„Stein-Reich“
Ausstellung mit Bildern und Objekten von Mechtild Alfing im Speicher auf dem Bispinghof
Gerade dieser alte Steinspeicher ist das passende Ambiente für meine Auseinandersetzung mit dem Thema „Stein“, sagt Mechtild Alfing, die seit mehr als 10 Jahren mit ihrem Mann in der Nordwalder Bauerschaft Westerode ein historisches Bauernhaus bewohnt, wo sie heute auch arbeitet.
Steine faszinieren sie schon seit ihrer Kindheit. Diese Jahrtausende alten Gebilde der Natur betrachtet die Künstlerin mit Hochachtung: „Steine sind für mich sichtbar gewordene, geronnene Zeit.“ Sie stehen für sie als Symbol für Beständigkeit, Ausdauer und Duldsamkeit. Genau inspiziert sie die Abschleifungen und Rundungen, aber auch Verletzungen, welche ein Stein im Laufe seines Lebenszyklusses erfahren hat.
Auf die Frage, wie sie zu den Motiven ihrer Kunstwerke kommt, zitiert Mechtild Alfing den berühmten Meister Picasso: "Ich suche nicht, ich finde!"
Inspirieren ließ sie sich auch durch Literatur, Kunstgeschichte und die Ausstellung „Living Stones“ in der Kulturhauptstadt Ruhrgebiet . So vielseitig wie die Betrachtungsweise der lebhaften Künstlerin so groß ist auch die Bandbreite ihrer Techniken. In Nordwalde zeigt sie Radierungen, Keramiken zu Sprichworten wie „Stein des Anstoßes“ oder „ein Stein ist mir vom Herzen gefallen“, sowie SkuIpturen aus Speckstein, Serpentin und Sandstein.

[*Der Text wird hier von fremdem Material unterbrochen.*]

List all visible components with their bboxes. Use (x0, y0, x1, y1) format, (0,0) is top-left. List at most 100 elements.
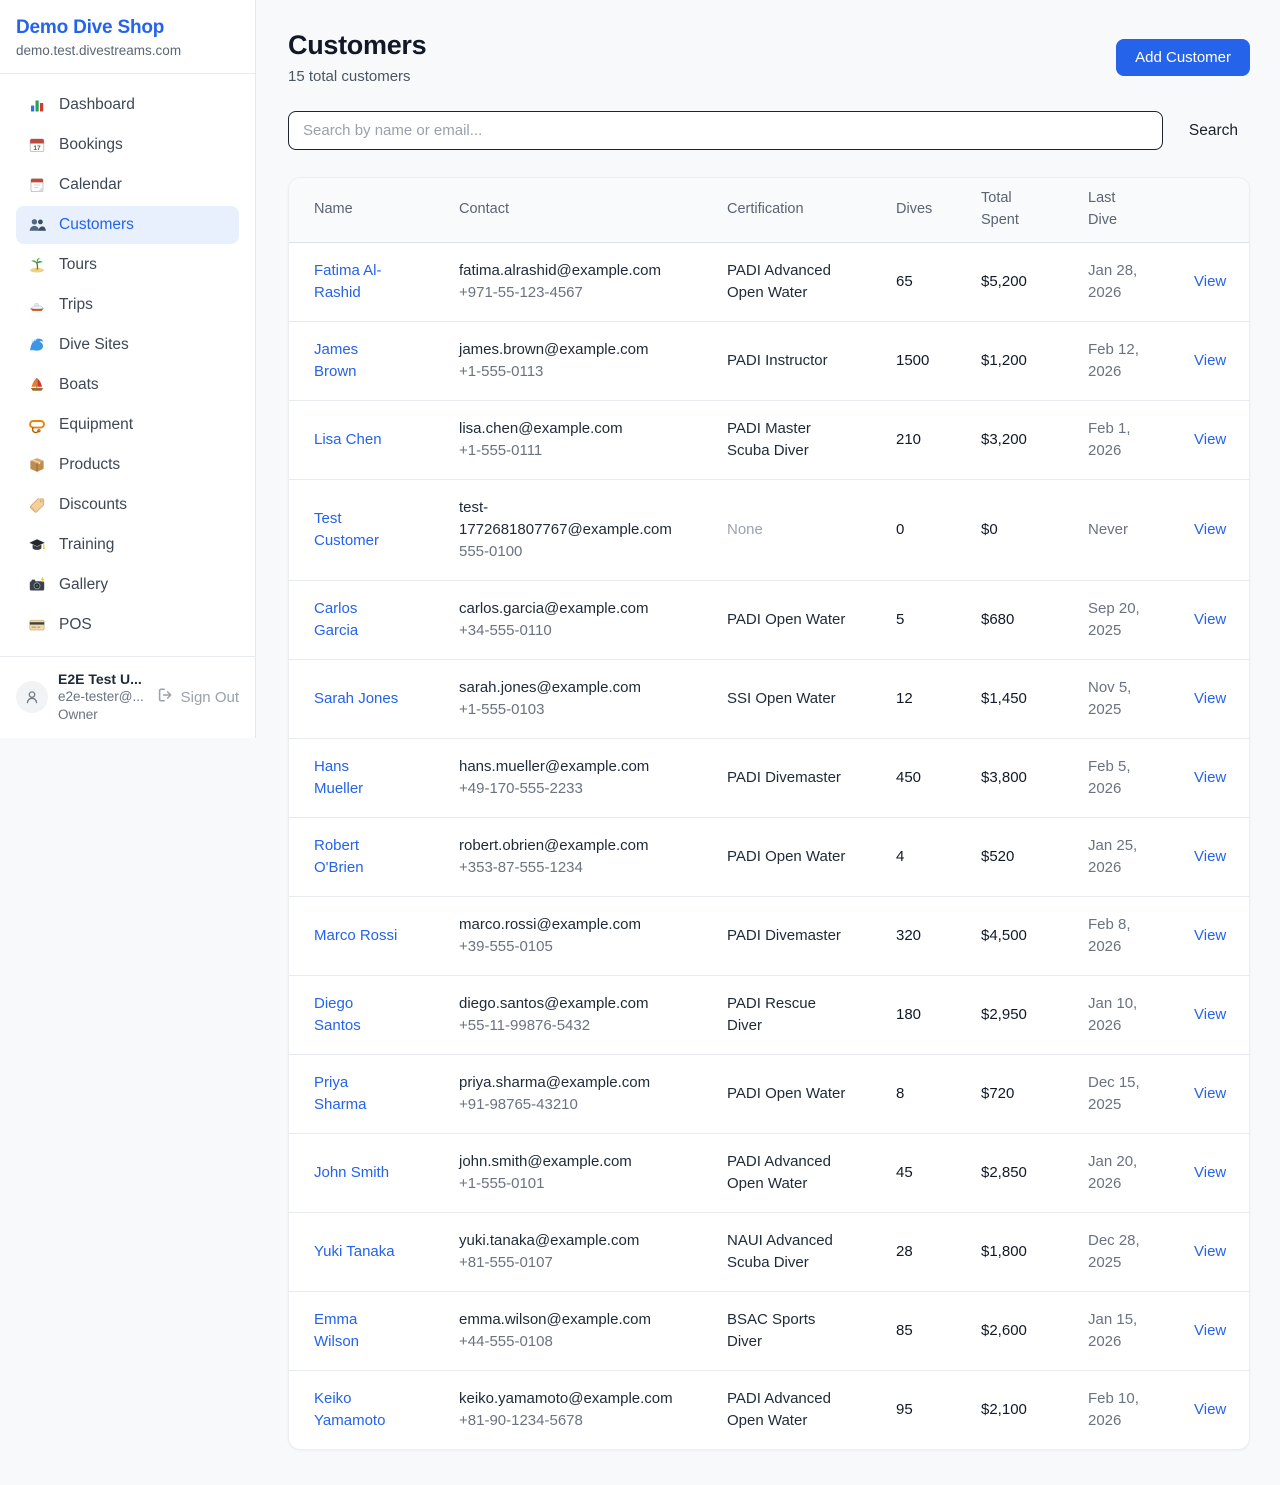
sidebar-item-bookings[interactable]: 17 Bookings (16, 126, 239, 164)
view-link[interactable]: View (1194, 769, 1226, 786)
customer-total-spent: $1,800 (981, 1243, 1027, 1260)
customer-last-dive: Jan 20, 2026 (1088, 1153, 1137, 1192)
customer-last-dive: Jan 10, 2026 (1088, 995, 1137, 1034)
customer-total-spent: $2,600 (981, 1322, 1027, 1339)
sign-out-button[interactable]: Sign Out (156, 686, 239, 708)
customer-phone: +91-98765-43210 (459, 1094, 667, 1116)
customer-dives: 450 (896, 769, 921, 786)
sidebar-item-label: POS (59, 616, 92, 634)
view-link[interactable]: View (1194, 273, 1226, 290)
customer-name-link[interactable]: John Smith (314, 1162, 389, 1184)
sidebar-item-label: Gallery (59, 576, 108, 594)
customer-dives: 180 (896, 1006, 921, 1023)
customer-last-dive: Feb 12, 2026 (1088, 341, 1139, 380)
customer-email: priya.sharma@example.com (459, 1072, 667, 1094)
view-link[interactable]: View (1194, 1085, 1226, 1102)
view-link[interactable]: View (1194, 611, 1226, 628)
customer-total-spent: $1,200 (981, 352, 1027, 369)
sidebar-item-label: Bookings (59, 136, 123, 154)
customer-name-link[interactable]: Hans Mueller (314, 756, 400, 800)
customer-name-link[interactable]: Keiko Yamamoto (314, 1388, 400, 1432)
sidebar-item-discounts[interactable]: Discounts (16, 486, 239, 524)
bar-chart-icon (28, 96, 46, 114)
sidebar-item-label: Tours (59, 256, 97, 274)
customer-name-link[interactable]: Robert O'Brien (314, 835, 400, 879)
sidebar-item-tours[interactable]: Tours (16, 246, 239, 284)
brand-title: Demo Dive Shop (16, 17, 239, 39)
sidebar-item-gallery[interactable]: Gallery (16, 566, 239, 604)
customer-dives: 0 (896, 521, 904, 538)
sidebar-item-boats[interactable]: Boats (16, 366, 239, 404)
view-link[interactable]: View (1194, 1164, 1226, 1181)
search-button[interactable]: Search (1177, 122, 1250, 140)
sidebar-item-training[interactable]: Training (16, 526, 239, 564)
sidebar-item-dive-sites[interactable]: Dive Sites (16, 326, 239, 364)
svg-text:17: 17 (33, 145, 41, 152)
table-row: Yuki Tanaka yuki.tanaka@example.com +81-… (289, 1212, 1249, 1291)
sidebar-item-label: Trips (59, 296, 93, 314)
customer-name-link[interactable]: James Brown (314, 339, 400, 383)
customer-total-spent: $3,200 (981, 431, 1027, 448)
sign-out-icon (156, 686, 174, 708)
sidebar-item-label: Dashboard (59, 96, 135, 114)
customer-phone: +44-555-0108 (459, 1331, 667, 1353)
wave-icon (28, 336, 46, 354)
customer-name-link[interactable]: Priya Sharma (314, 1072, 400, 1116)
sidebar-item-products[interactable]: Products (16, 446, 239, 484)
customer-total-spent: $4,500 (981, 927, 1027, 944)
sidebar-item-customers[interactable]: Customers (16, 206, 239, 244)
view-link[interactable]: View (1194, 352, 1226, 369)
view-link[interactable]: View (1194, 431, 1226, 448)
add-customer-button[interactable]: Add Customer (1116, 39, 1250, 76)
customer-name-link[interactable]: Test Customer (314, 508, 400, 552)
view-link[interactable]: View (1194, 1243, 1226, 1260)
customer-name-link[interactable]: Diego Santos (314, 993, 400, 1037)
speedboat-icon (28, 296, 46, 314)
sidebar-item-calendar[interactable]: Calendar (16, 166, 239, 204)
customer-email: test-1772681807767@example.com (459, 497, 667, 541)
customer-phone: +34-555-0110 (459, 620, 667, 642)
view-link[interactable]: View (1194, 1401, 1226, 1418)
view-link[interactable]: View (1194, 927, 1226, 944)
customer-name-link[interactable]: Lisa Chen (314, 429, 382, 451)
sidebar: Demo Dive Shop demo.test.divestreams.com… (0, 0, 256, 738)
view-link[interactable]: View (1194, 1006, 1226, 1023)
customer-certification: PADI Advanced Open Water (727, 1390, 831, 1429)
view-link[interactable]: View (1194, 848, 1226, 865)
sidebar-item-label: Calendar (59, 176, 122, 194)
customer-email: lisa.chen@example.com (459, 418, 667, 440)
search-input[interactable] (288, 111, 1163, 150)
avatar (16, 681, 48, 713)
customers-table-body: Fatima Al-Rashid fatima.alrashid@example… (289, 242, 1249, 1449)
page-header: Customers 15 total customers Add Custome… (288, 30, 1250, 85)
sidebar-item-equipment[interactable]: Equipment (16, 406, 239, 444)
customer-total-spent: $0 (981, 521, 998, 538)
customer-total-spent: $720 (981, 1085, 1014, 1102)
view-link[interactable]: View (1194, 690, 1226, 707)
customer-total-spent: $2,850 (981, 1164, 1027, 1181)
customer-name-link[interactable]: Marco Rossi (314, 925, 397, 947)
island-icon (28, 256, 46, 274)
sidebar-item-pos[interactable]: POS (16, 606, 239, 644)
view-link[interactable]: View (1194, 1322, 1226, 1339)
view-link[interactable]: View (1194, 521, 1226, 538)
customer-name-link[interactable]: Yuki Tanaka (314, 1241, 395, 1263)
sidebar-item-dashboard[interactable]: Dashboard (16, 86, 239, 124)
customer-name-link[interactable]: Carlos Garcia (314, 598, 400, 642)
customer-certification: SSI Open Water (727, 690, 836, 707)
calendar-date-icon: 17 (28, 136, 46, 154)
brand: Demo Dive Shop demo.test.divestreams.com (0, 0, 255, 74)
sidebar-item-trips[interactable]: Trips (16, 286, 239, 324)
customer-dives: 65 (896, 273, 913, 290)
customer-dives: 4 (896, 848, 904, 865)
customer-name-link[interactable]: Fatima Al-Rashid (314, 260, 400, 304)
customer-last-dive: Feb 8, 2026 (1088, 916, 1131, 955)
customer-dives: 95 (896, 1401, 913, 1418)
customer-phone: +81-555-0107 (459, 1252, 667, 1274)
customer-name-link[interactable]: Emma Wilson (314, 1309, 400, 1353)
customer-email: sarah.jones@example.com (459, 677, 667, 699)
customer-name-link[interactable]: Sarah Jones (314, 688, 398, 710)
customer-email: yuki.tanaka@example.com (459, 1230, 667, 1252)
column-header-actions (1194, 178, 1249, 242)
sidebar-nav: Dashboard 17 Bookings Calendar Customers… (0, 74, 255, 657)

Bei der Eröffnung am Samstag, dem 7. Mai um 18 Uhr wird sie im Dialog mit Annette Quint-Hellenkamp eine kleine Einführung in die Entstehung einzelner Werke geben.

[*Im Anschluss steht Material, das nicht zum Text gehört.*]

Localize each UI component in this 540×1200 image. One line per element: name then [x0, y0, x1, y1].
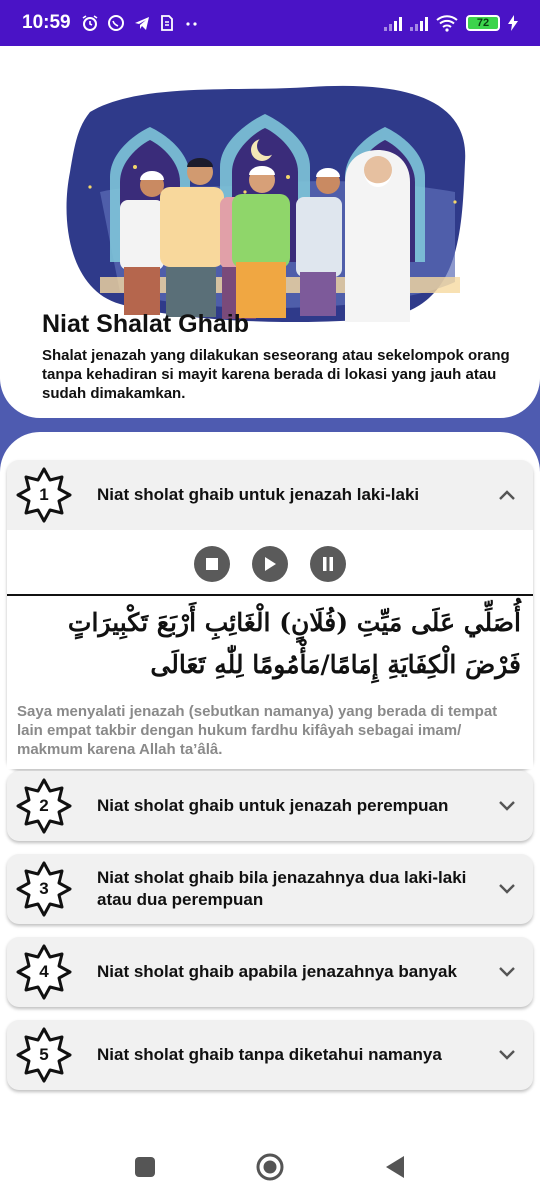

Mechtild Alfing wurde in Billerbeck geboren, verlebte ihre Kindheit in Hamm und Mönchen-gladbach, studierte zwischen den 60er und 70er Jahren an der Fachhochschule für Design in Krefeld und in Münster. Von 1969 bis 2007 war sie im Schuldienst tätig, entwickelte aber auch weiterhin ihre künstlerische Ausdrucksfähigkeit in Sommerakademien und Seminaren bei vielen namhaften Künstlern. Besonderen Eindruck hinterließen bei ihr als Lehrer im Bereich der Keramik Hermann Focke und als Zeichner und Radierer Andreas Gorke.